Jika Anda melakukan ziarah kubur, misalnya beberapa hari
menjelang lebaran, bisa dipastikan kuburan ramai oleh peziarah. Ada yang
merupakan penduduk desa tempat makam berada. Namun ada juga dari sanak famili
yang sudah tersebar di berbagai wilayah.
Tradisi ini sudah berlangsung sangat lama. Tidak ada yang
tahu secara pasti kapan dimulainya. Beberapa riset menyebutkan bahwa tradisi
ini sudah ada ketika Islam mulai masuk ke Jawa. Interaksi antara Islam dengan
budaya lokal memunculkan tradisi ziarah kubur sebagaimana yang sekarang ini
kita saksikan.
Beberapa Bentuk
Jika kita cermati, ziarah kubur merupakan fenomena yang
biasa. Namun di tangan peneliti, ada saja dimensi menarik yang ditemukan. Salah
satunya adalah aneka bentuk ziarah kubur.
Muhammad Sholikin (2012) membagi fenomena ziarah kubur ke
dalam bentuk. Pertama, ziarah kubur yang dilakukan oleh orang-orang
mulia kepada orang sesama orang mulia yang sudah meninggal dunia. Kedua, ziarah
kubur yang dilakukan oleh orang awam kepada sesama orang awam. Ketiga, ziarah
yang dilakukan oleh orang mulia ke kuburan orang awam. Dan keempat, ziarah
yang dilakukan oleh orang awam ke kuburan orang-orang yang mulia.
Fenomena ziarah wali yang belakangan semakin marak
merupakan aktualisasi bentuk ziarah keempat. Ziarah ini dilakukan kepada wali,
ulama, kiai, dan orang-orang alim. Setiap daerah memiliki wali yang makamnya
menjadi tujuan berziarah.
Riset yang dilaksanakan oleh Chaer dan Setiawan [2017]
menemukan bahwa ziarah memberikan pengalaman dan andil besar dalam pembentukan
dan pembaruan tatanan sosial. Hal ini bermakna bahwa ziarah itu tidak hanya
memberikan makna dan implikasi secara personal tetapi juga secara sosial.
Hikmah
Ziarah kubur memberikan banyak hikmah. Pertama, pendidikan.
Kita sekarang ini bukan sesuatu yang tiba-tiba, melainkan memiliki pertautan
dan kaitan dengan orang tua, guru, kerabat, dan orang-orang yang banyak. Keberadaan
kita dipengaruhi oleh banyak pihak dalam proses interaksi kehidupan yang dinamis.

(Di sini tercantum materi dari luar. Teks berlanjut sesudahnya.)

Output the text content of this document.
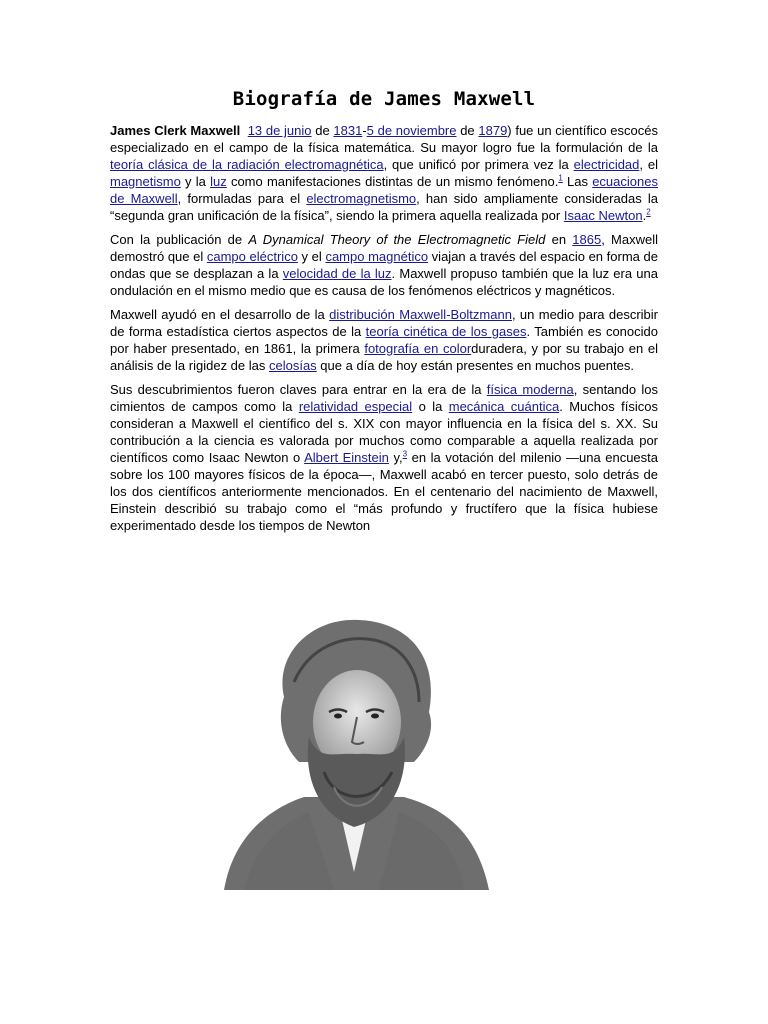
Biografía de James Maxwell

James Clerk Maxwell 13 de junio de 1831-5 de noviembre de 1879) fue un científico escocés especializado en el campo de la física matemática. Su mayor logro fue la formulación de la teoría clásica de la radiación electromagnética, que unificó por primera vez la electricidad, el magnetismo y la luz como manifestaciones distintas de un mismo fenómeno.$^1$ Las ecuaciones de Maxwell, formuladas para el electromagnetismo, han sido ampliamente consideradas la “segunda gran unificación de la física”, siendo la primera aquella realizada por Isaac Newton.$^2$

Con la publicación de A Dynamical Theory of the Electromagnetic Field en 1865, Maxwell demostró que el campo eléctrico y el campo magnético viajan a través del espacio en forma de ondas que se desplazan a la velocidad de la luz. Maxwell propuso también que la luz era una ondulación en el mismo medio que es causa de los fenómenos eléctricos y magnéticos.

Maxwell ayudó en el desarrollo de la distribución Maxwell-Boltzmann, un medio para describir de forma estadística ciertos aspectos de la teoría cinética de los gases. También es conocido por haber presentado, en 1861, la primera fotografía en colorduradera, y por su trabajo en el análisis de la rigidez de las celosías que a día de hoy están presentes en muchos puentes.

Sus descubrimientos fueron claves para entrar en la era de la física moderna, sentando los cimientos de campos como la relatividad especial o la mecánica cuántica. Muchos físicos consideran a Maxwell el científico del s. XIX con mayor influencia en la física del s. XX. Su contribución a la ciencia es valorada por muchos como comparable a aquella realizada por científicos como Isaac Newton o Albert Einstein y,$^3$ en la votación del milenio —una encuesta sobre los 100 mayores físicos de la época—, Maxwell acabó en tercer puesto, solo detrás de los dos científicos anteriormente mencionados. En el centenario del nacimiento de Maxwell, Einstein describió su trabajo como el “más profundo y fructífero que la física hubiese experimentado desde los tiempos de Newton
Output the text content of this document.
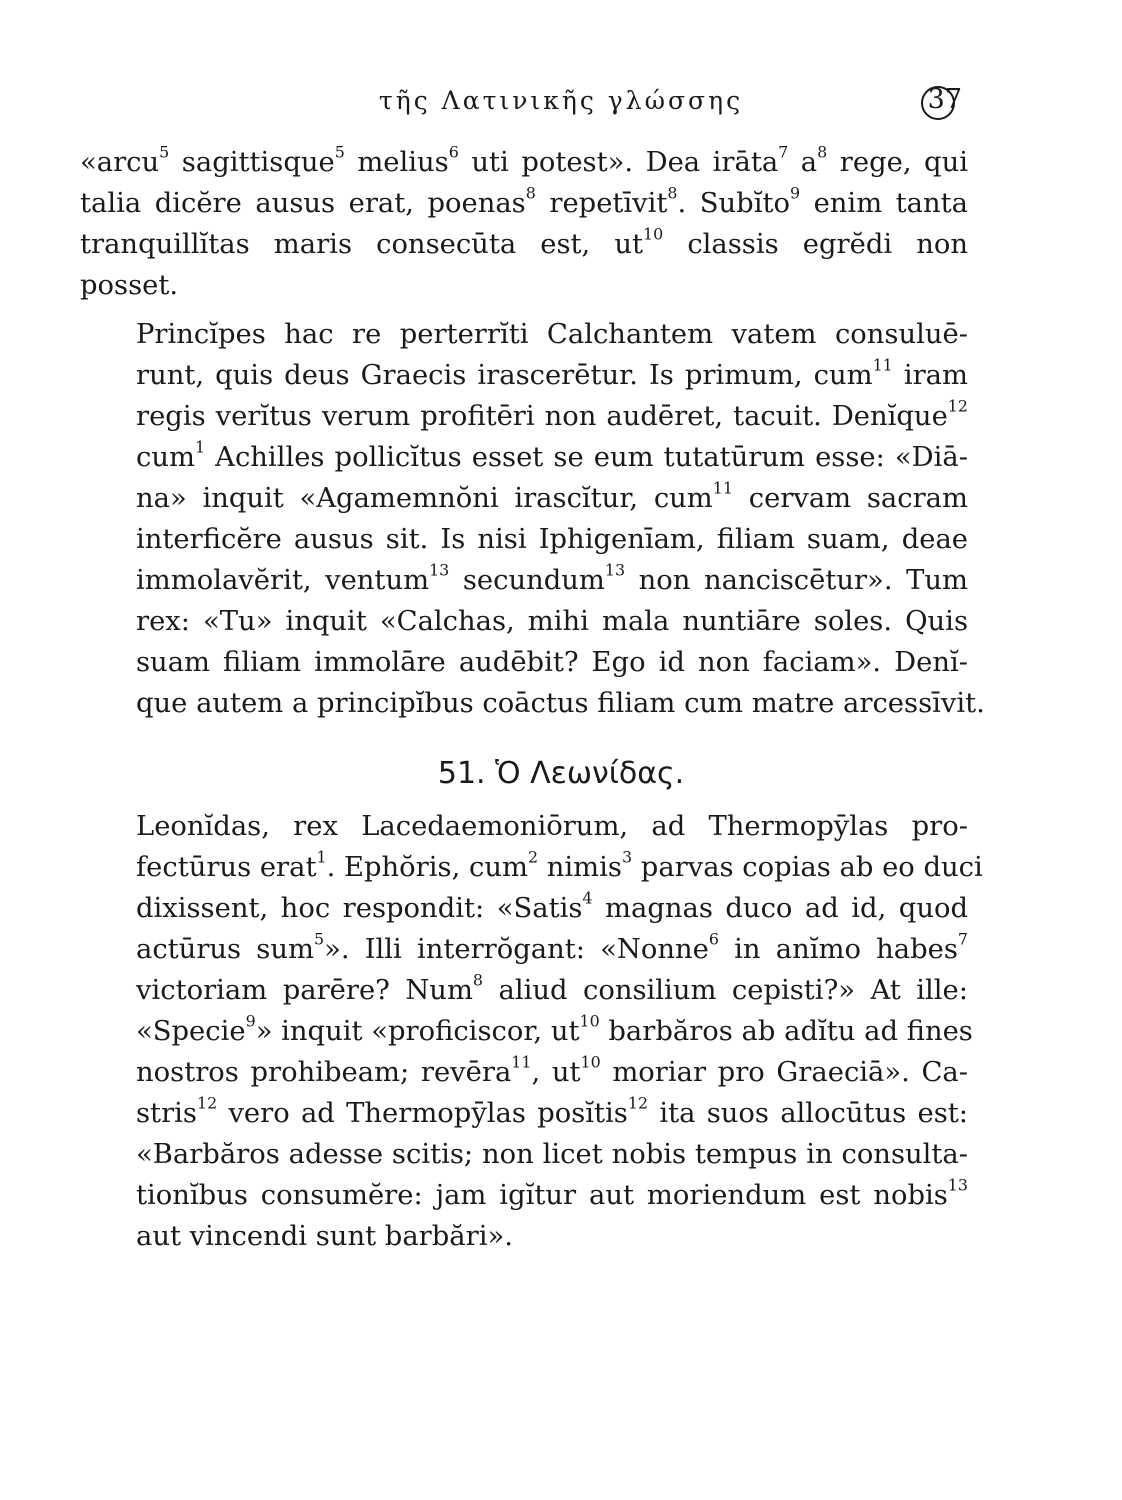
τῆς Λατινικῆς γλώσσης	37

«arcu$^5$ sagittisque$^5$ melius$^6$ uti potest». Dea irāta$^7$ $a^8$ rege, qui
talia dicĕre ausus erat, poenas$^8$ repetīvit$^8$. Subĭto$^9$ enim tanta
tranquillĭtas maris consecūta est, $ut^{10}$ classis egrĕdi non
posset.

Princĭpes hac re perterrĭti Calchantem vatem consuluē-
runt, quis deus Graecis irascerētur. Is primum, cum$^{11}$ iram
regis verĭtus verum profitēri non audēret, tacuit. Denĭque$^{12}$
cum$^1$ Achilles pollicĭtus esset se eum tutatūrum esse: «Diā-
na» inquit «Agamemnŏni irascĭtur, cum$^{11}$ cervam sacram
interficĕre ausus sit. Is nisi Iphigenīam, filiam suam, deae
immolavĕrit, ventum$^{13}$ secundum$^{13}$ non nanciscētur». Tum
rex: «Tu» inquit «Calchas, mihi mala nuntiāre soles. Quis
suam filiam immolāre audēbit? Ego id non faciam». Denĭ-
que autem a principĭbus coāctus filiam cum matre arcessīvit.

51. Ὁ Λεωνίδας.

Leonĭdas, rex Lacedaemoniōrum, ad Thermopȳlas pro-
fectūrus erat$^1$. Ephŏris, cum$^2$ nimis$^3$ parvas copias ab eo duci
dixissent, hoc respondit: «Satis$^4$ magnas duco ad id, quod
actūrus sum$^5$». Illi interrŏgant: «Nonne$^6$ in anĭmo habes$^7$
victoriam parēre? Num$^8$ aliud consilium cepisti?» At ille:
«Specie$^9$» inquit «proficiscor, $ut^{10}$ barbăros ab adĭtu ad fines
nostros prohibeam; revēra$^{11}$, $ut^{10}$ moriar pro Graeciā». Ca-
stris$^{12}$ vero ad Thermopȳlas posĭtis$^{12}$ ita suos allocūtus est:
«Barbăros adesse scitis; non licet nobis tempus in consulta-
tionĭbus consumĕre: jam igĭtur aut moriendum est nobis$^{13}$
aut vincendi sunt barbări».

Lewat ziarah, kita menjalani ”pendidikan” tentang penghormatan kepada
orang-orang tertentu tidak hanya semasa hidup, tetapi juga ketika sudah wafat.
Kedua, doa terhadap orang yang sudah dikubur. Ini penting sekali
karena doa itu merupakan pengharapan kita kepada Allah agar mereka yang sudah meninggal
diampuni dosanya, pahalanya diterima, dan mendapatkan tempat terbaik di sisi
Allah.
Sumanto Al-Qurtuby [2022] menulis bahwa ziarah kubur adalah
bagian dari cinta kasih, kebaktian, dan ”upaya spiritual” untuk merawat
silaturrahmi dengan mereka yang sudah berpulang terlebih dulu.
Ketiga, refleksi tentang diri untuk menjadi lebih baik. Kita harus
mempersiapkan diri ketika suatu ketika dipanggil Allah. Caranya dengan beribadah
dan berbuat kebajikan dalam kehidupan.
Kesadaran Ekologis
Ziarah kubur bukan sebatas tradisi, namun ada dimensi
yang lebih substansi, yakni transformasi diri. Hikmah penting yang perlu
dibangun setelah ziarah kubur adalah bagaimana menjadi diri yang lebih baik. Diri
yang suatu saat akan juga menjadi bagian dari mereka yang dimakamkan.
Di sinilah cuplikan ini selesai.